Le piano lui permit de jeter sa gourme avec les Quatre pièces espagnoles : sensible à cet univers comme personne depuis Larrocha et Sanchez, Latchoumia fait entendre tout ce que Falla soustrait à la musique française de l’époque pour le remâcher, en faire sa langue : Fauré, Debussy, le premier Ravel paraissent dans une syntaxe déduite d’Albéniz ; rarement le creuset de cette musique n’a été aussi sensible.
Plutôt que de s’attarder aux pièces de jeunesse péniblement retrouvées par les hagiographes, Wilhem Latchoumia s’est concentré sur les chefs-d’œuvre où Falla progressivement résuma sa pensée et son art dans l’étroitesse aride du piano.

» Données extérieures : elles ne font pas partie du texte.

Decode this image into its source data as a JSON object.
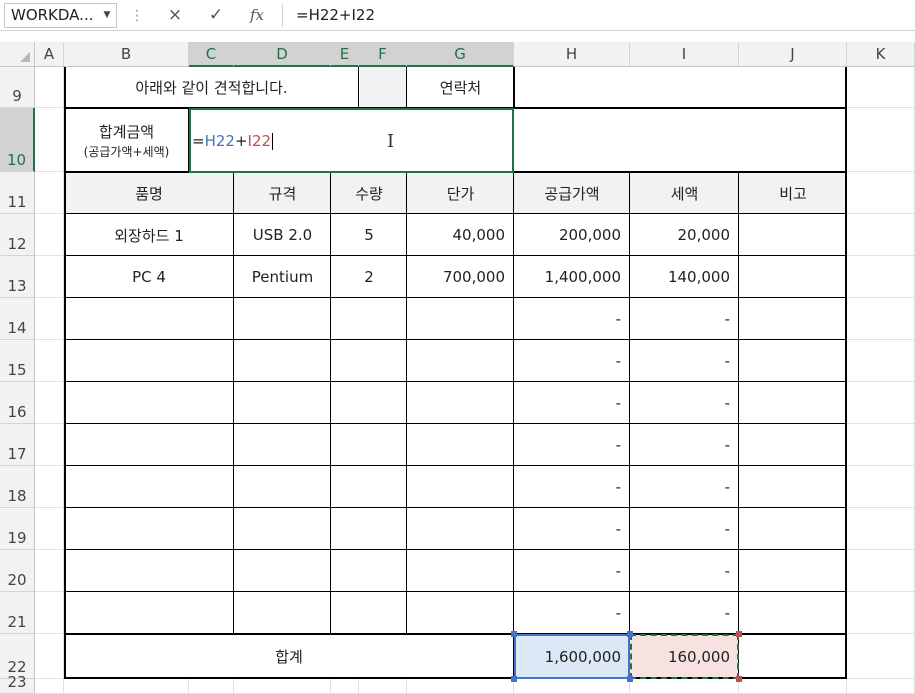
{
  "formula_bar": {
    "name_box": "WORKDA...",
    "cancel_icon": "×",
    "enter_icon": "✓",
    "fx_label": "fx",
    "formula": "=H22+I22"
  },
  "columns": [
    "A",
    "B",
    "C",
    "D",
    "E",
    "F",
    "G",
    "H",
    "I",
    "J",
    "K"
  ],
  "rows": [
    "9",
    "10",
    "11",
    "12",
    "13",
    "14",
    "15",
    "16",
    "17",
    "18",
    "19",
    "20",
    "21",
    "22",
    "23"
  ],
  "sheet": {
    "row9": {
      "intro": "아래와 같이 견적합니다.",
      "contact": "연락처"
    },
    "row10": {
      "total_label": "합계금액",
      "total_sublabel": "(공급가액+세액)",
      "edit_eq": "=",
      "edit_ref1": "H22",
      "edit_plus": "+",
      "edit_ref2": "I22"
    },
    "headers": [
      "품명",
      "규격",
      "수량",
      "단가",
      "공급가액",
      "세액",
      "비고"
    ],
    "items": [
      [
        "외장하드 1",
        "USB 2.0",
        "5",
        "40,000",
        "200,000",
        "20,000",
        ""
      ],
      [
        "PC 4",
        "Pentium",
        "2",
        "700,000",
        "1,400,000",
        "140,000",
        ""
      ],
      [
        "",
        "",
        "",
        "",
        "-",
        "-",
        ""
      ],
      [
        "",
        "",
        "",
        "",
        "-",
        "-",
        ""
      ],
      [
        "",
        "",
        "",
        "",
        "-",
        "-",
        ""
      ],
      [
        "",
        "",
        "",
        "",
        "-",
        "-",
        ""
      ],
      [
        "",
        "",
        "",
        "",
        "-",
        "-",
        ""
      ],
      [
        "",
        "",
        "",
        "",
        "-",
        "-",
        ""
      ],
      [
        "",
        "",
        "",
        "",
        "-",
        "-",
        ""
      ],
      [
        "",
        "",
        "",
        "",
        "-",
        "-",
        ""
      ]
    ],
    "total_row": {
      "label": "합계",
      "supply": "1,600,000",
      "tax": "160,000"
    }
  },
  "colors": {
    "ref1": "#4472c4",
    "ref2": "#c0504d",
    "select": "#217346"
  }
}
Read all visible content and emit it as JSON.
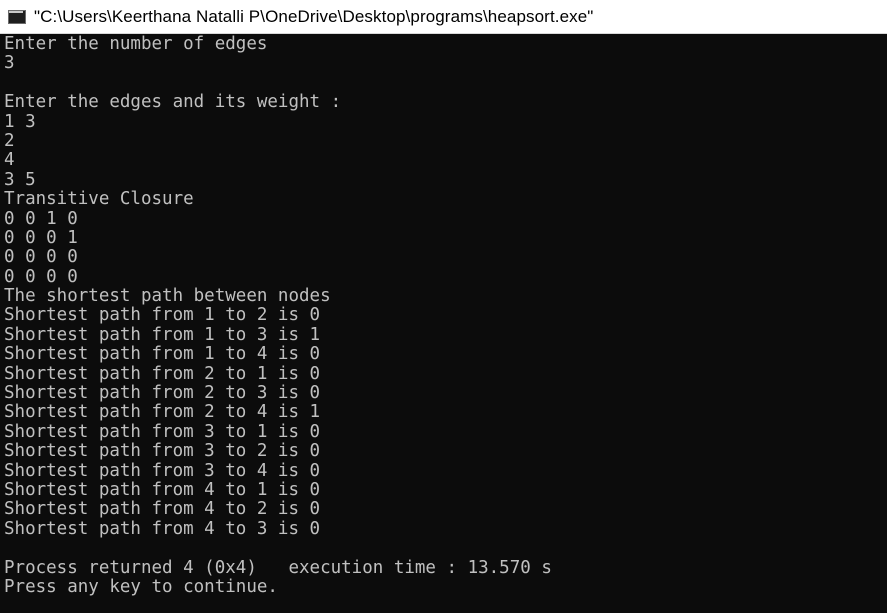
{
  "window": {
    "title": "\"C:\\Users\\Keerthana Natalli P\\OneDrive\\Desktop\\programs\\heapsort.exe\"",
    "icon": "console-app-icon"
  },
  "console": {
    "lines": [
      "Enter the number of edges",
      "3",
      "",
      "Enter the edges and its weight :",
      "1 3",
      "2",
      "4",
      "3 5",
      "Transitive Closure",
      "0 0 1 0",
      "0 0 0 1",
      "0 0 0 0",
      "0 0 0 0",
      "The shortest path between nodes",
      "Shortest path from 1 to 2 is 0",
      "Shortest path from 1 to 3 is 1",
      "Shortest path from 1 to 4 is 0",
      "Shortest path from 2 to 1 is 0",
      "Shortest path from 2 to 3 is 0",
      "Shortest path from 2 to 4 is 1",
      "Shortest path from 3 to 1 is 0",
      "Shortest path from 3 to 2 is 0",
      "Shortest path from 3 to 4 is 0",
      "Shortest path from 4 to 1 is 0",
      "Shortest path from 4 to 2 is 0",
      "Shortest path from 4 to 3 is 0",
      "",
      "Process returned 4 (0x4)   execution time : 13.570 s",
      "Press any key to continue."
    ]
  }
}
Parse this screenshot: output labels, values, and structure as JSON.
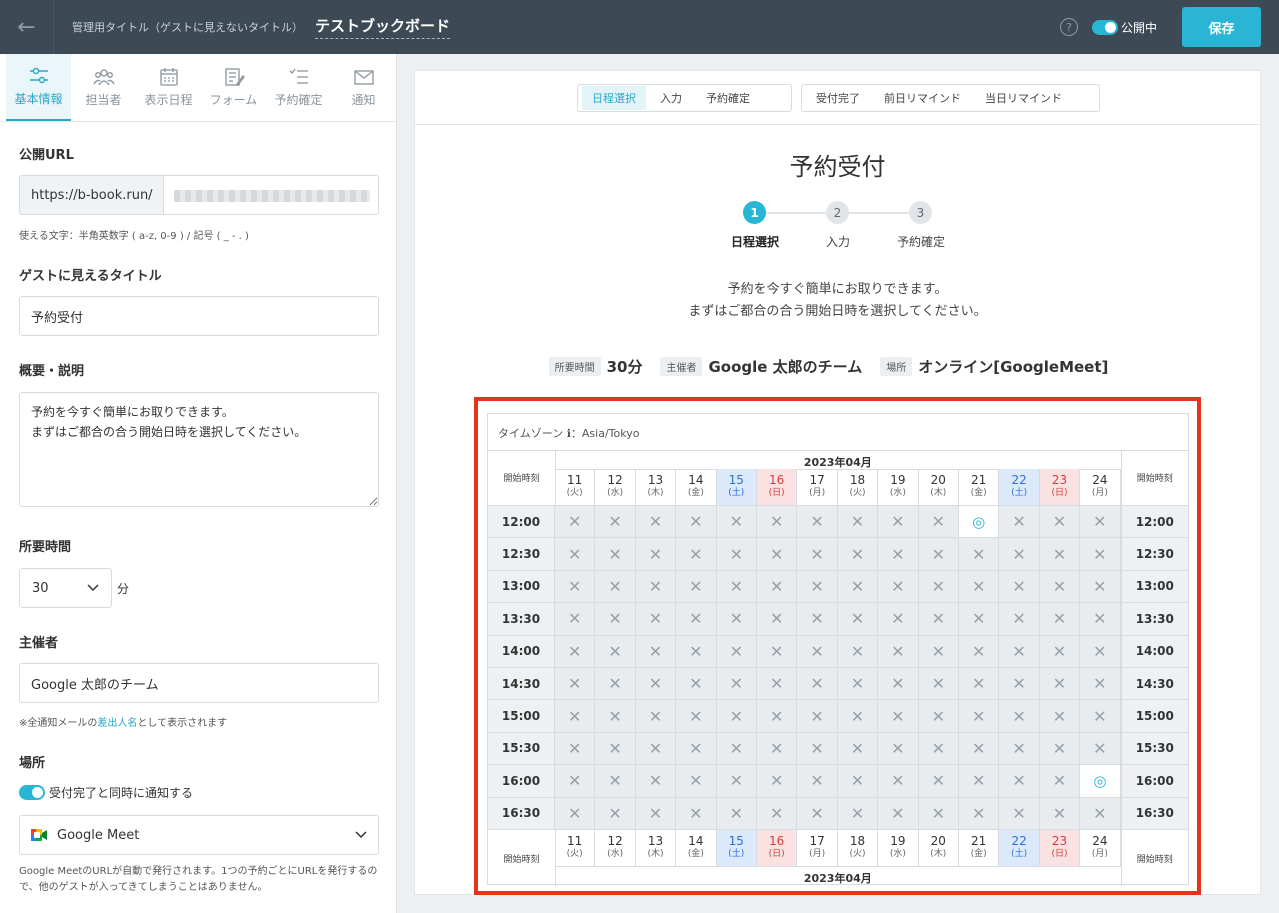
{
  "header": {
    "admin_title_label": "管理用タイトル（ゲストに見えないタイトル）",
    "board_title": "テストブックボード",
    "publish_label": "公開中",
    "save_label": "保存"
  },
  "sidebar_tabs": [
    {
      "label": "基本情報",
      "icon": "sliders-icon"
    },
    {
      "label": "担当者",
      "icon": "people-icon"
    },
    {
      "label": "表示日程",
      "icon": "calendar-icon"
    },
    {
      "label": "フォーム",
      "icon": "form-icon"
    },
    {
      "label": "予約確定",
      "icon": "list-check-icon"
    },
    {
      "label": "通知",
      "icon": "mail-icon"
    }
  ],
  "form": {
    "url_label": "公開URL",
    "url_prefix": "https://b-book.run/",
    "url_hint": "使える文字：半角英数字 ( a-z, 0-9 ) / 記号 ( _ - . )",
    "guest_title_label": "ゲストに見えるタイトル",
    "guest_title_value": "予約受付",
    "desc_label": "概要・説明",
    "desc_value": "予約を今すぐ簡単にお取りできます。\nまずはご都合の合う開始日時を選択してください。",
    "duration_label": "所要時間",
    "duration_value": "30",
    "duration_unit": "分",
    "organizer_label": "主催者",
    "organizer_value": "Google 太郎のチーム",
    "organizer_hint_pre": "※全通知メールの",
    "organizer_hint_link": "差出人名",
    "organizer_hint_post": "として表示されます",
    "place_label": "場所",
    "notify_label": "受付完了と同時に通知する",
    "place_value": "Google Meet",
    "meet_hint": "Google MeetのURLが自動で発行されます。1つの予約ごとにURLを発行するので、他のゲストが入ってきてしまうことはありません。"
  },
  "preview": {
    "tabs_group1": [
      "日程選択",
      "入力",
      "予約確定"
    ],
    "tabs_group2": [
      "受付完了",
      "前日リマインド",
      "当日リマインド"
    ],
    "title": "予約受付",
    "steps": [
      {
        "num": "1",
        "label": "日程選択"
      },
      {
        "num": "2",
        "label": "入力"
      },
      {
        "num": "3",
        "label": "予約確定"
      }
    ],
    "intro_line1": "予約を今すぐ簡単にお取りできます。",
    "intro_line2": "まずはご都合の合う開始日時を選択してください。",
    "meta": [
      {
        "tag": "所要時間",
        "value": "30分"
      },
      {
        "tag": "主催者",
        "value": "Google 太郎のチーム"
      },
      {
        "tag": "場所",
        "value": "オンライン[GoogleMeet]"
      }
    ]
  },
  "calendar": {
    "timezone_label": "タイムゾーン ℹ：Asia/Tokyo",
    "month": "2023年04月",
    "start_label": "開始時刻",
    "days": [
      {
        "d": "11",
        "w": "(火)",
        "type": "weekday"
      },
      {
        "d": "12",
        "w": "(水)",
        "type": "weekday"
      },
      {
        "d": "13",
        "w": "(木)",
        "type": "weekday"
      },
      {
        "d": "14",
        "w": "(金)",
        "type": "weekday"
      },
      {
        "d": "15",
        "w": "(土)",
        "type": "sat"
      },
      {
        "d": "16",
        "w": "(日)",
        "type": "sun"
      },
      {
        "d": "17",
        "w": "(月)",
        "type": "weekday"
      },
      {
        "d": "18",
        "w": "(火)",
        "type": "weekday"
      },
      {
        "d": "19",
        "w": "(水)",
        "type": "weekday"
      },
      {
        "d": "20",
        "w": "(木)",
        "type": "weekday"
      },
      {
        "d": "21",
        "w": "(金)",
        "type": "weekday"
      },
      {
        "d": "22",
        "w": "(土)",
        "type": "sat"
      },
      {
        "d": "23",
        "w": "(日)",
        "type": "sun"
      },
      {
        "d": "24",
        "w": "(月)",
        "type": "weekday"
      }
    ],
    "times": [
      "12:00",
      "12:30",
      "13:00",
      "13:30",
      "14:00",
      "14:30",
      "15:00",
      "15:30",
      "16:00",
      "16:30"
    ],
    "available": [
      {
        "time": "12:00",
        "day": "21"
      },
      {
        "time": "16:00",
        "day": "24"
      }
    ],
    "available_symbol": "◎",
    "unavailable_symbol": "✕"
  }
}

Sa Fantaisie bétique regarde sans ciller celle de Larrocha, bloc implacable où se mire une Espagne maure fantasmagorique, son Tombeau de Debussy ressuscite un quasi ami, celui de Dukas convoque un fantôme, ensemble de spectres que viennent vivifier les transcriptions réalisées par l’auteur du Retable des Trois Danses du Tricorne et de son Amor brujo. Si pour Le Tricorne l’orchestre jaillit du clavier, transporté par une science des timbres et des rythmes qui indiquent le génie de Latchoumia, dans L’Amour sorcier la « gitaneria » paraît et le drame se noue sous vos yeux.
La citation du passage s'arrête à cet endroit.